I have just found that my application for EPSRC-funding has been successful. I have been awarded funding via their “first grant” scheme. The grant will buy me out of 50% of my teaching and admin duties, thereby allowing me to focus on the problem of proving “The Product Decomposition Conjecture”.

The case for support document from my grant application gives details of this conjecture, its importance, and the strategies that I hope to employ to work on it.

Excitingly, the university has agreed to fund a PhD student as part of this research. I just drafted a short description of what the PhD would be about, and I’ll post this below. (Note that this description might be edited a little over the next few days. In any case, it should give an idea of what the project will be about.) If you are interested, please get in touch!

This programme of research is within the study of finite group theory (although some investigation of linear algebraic groups may also be involved). The aim is to prove, or partially prove, the Product Decomposition Conjecture which concerns “conjugate-growth” of subsets of a finite simple group: roughly speaking, given a finite nonabelian simple group G and a subset A in G of size at least 2, we would like to show that one can always write G as a product of “not many” conjugates of A.

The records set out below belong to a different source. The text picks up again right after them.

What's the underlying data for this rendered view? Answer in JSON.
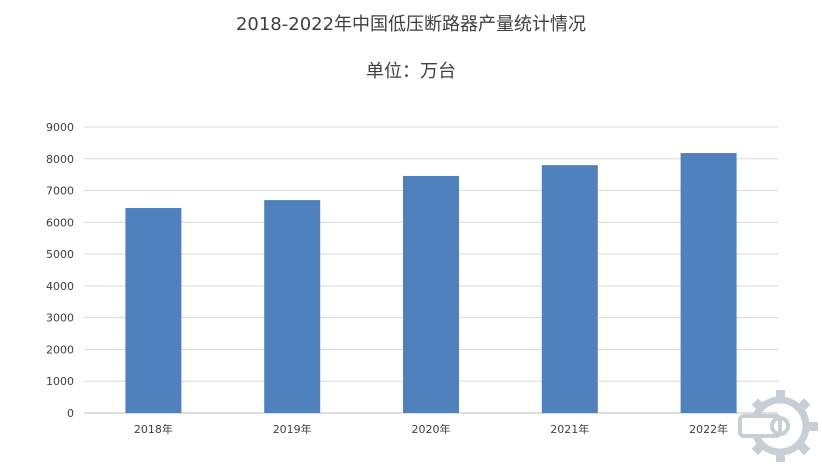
{
  "chart_data": {
    "type": "bar",
    "title": "2018-2022年中国低压断路器产量统计情况",
    "subtitle": "单位：万台",
    "categories": [
      "2018年",
      "2019年",
      "2020年",
      "2021年",
      "2022年"
    ],
    "values": [
      6450,
      6700,
      7460,
      7800,
      8180
    ],
    "ylim": [
      0,
      9000
    ],
    "yticks": [
      0,
      1000,
      2000,
      3000,
      4000,
      5000,
      6000,
      7000,
      8000,
      9000
    ],
    "grid": true,
    "legend": "none",
    "bar_color": "#4f81bd",
    "xlabel": "",
    "ylabel": ""
  },
  "watermark": {
    "icon": "gear-logo-icon",
    "color": "#c8ced6"
  }
}
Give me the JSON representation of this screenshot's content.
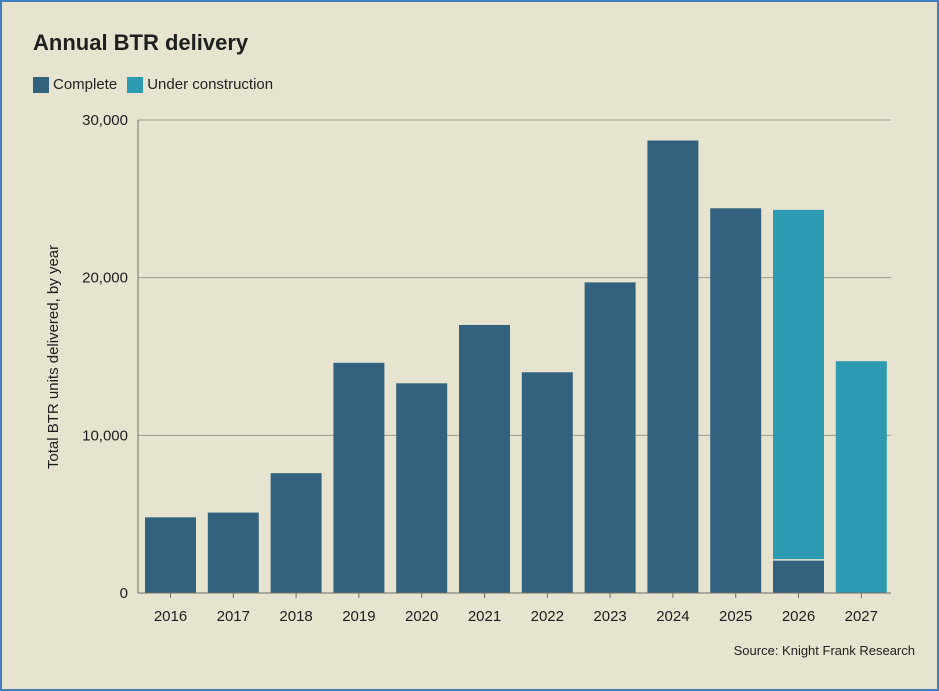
{
  "title": "Annual BTR delivery",
  "source": "Source: Knight Frank Research",
  "colors": {
    "complete": "#33627f",
    "under_construction": "#2c9ab0",
    "grid": "#9a9a90",
    "divider": "#e6e4cf"
  },
  "chart_data": {
    "type": "bar",
    "stacked": true,
    "title": "Annual BTR delivery",
    "ylabel": "Total BTR units delivered, by year",
    "xlabel": "",
    "ylim": [
      0,
      30000
    ],
    "yticks": [
      0,
      10000,
      20000,
      30000
    ],
    "ytick_labels": [
      "0",
      "10,000",
      "20,000",
      "30,000"
    ],
    "grid": true,
    "legend_position": "top-left",
    "categories": [
      "2016",
      "2017",
      "2018",
      "2019",
      "2020",
      "2021",
      "2022",
      "2023",
      "2024",
      "2025",
      "2026",
      "2027"
    ],
    "series": [
      {
        "name": "Complete",
        "color": "#33627f",
        "values": [
          4800,
          5100,
          7600,
          14600,
          13300,
          17000,
          14000,
          19700,
          28700,
          24400,
          2100,
          0
        ]
      },
      {
        "name": "Under construction",
        "color": "#2c9ab0",
        "values": [
          0,
          0,
          0,
          0,
          0,
          0,
          0,
          0,
          0,
          0,
          22200,
          14700
        ]
      }
    ]
  }
}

This notion of conjugate-growth has interesting connections to many interesting areas of mathematics, including expander graphs, the product growth results of Helfgott et al, bases of permutation groups, word problems and more.

In the process of working on this conjecture, the student can expect to learn a great deal about the structure of finite simple groups (especially the simple classical groups) and, in particular, will study and make use of one of the most famous theorems in mathematics, the Classification of Finite Simple Groups.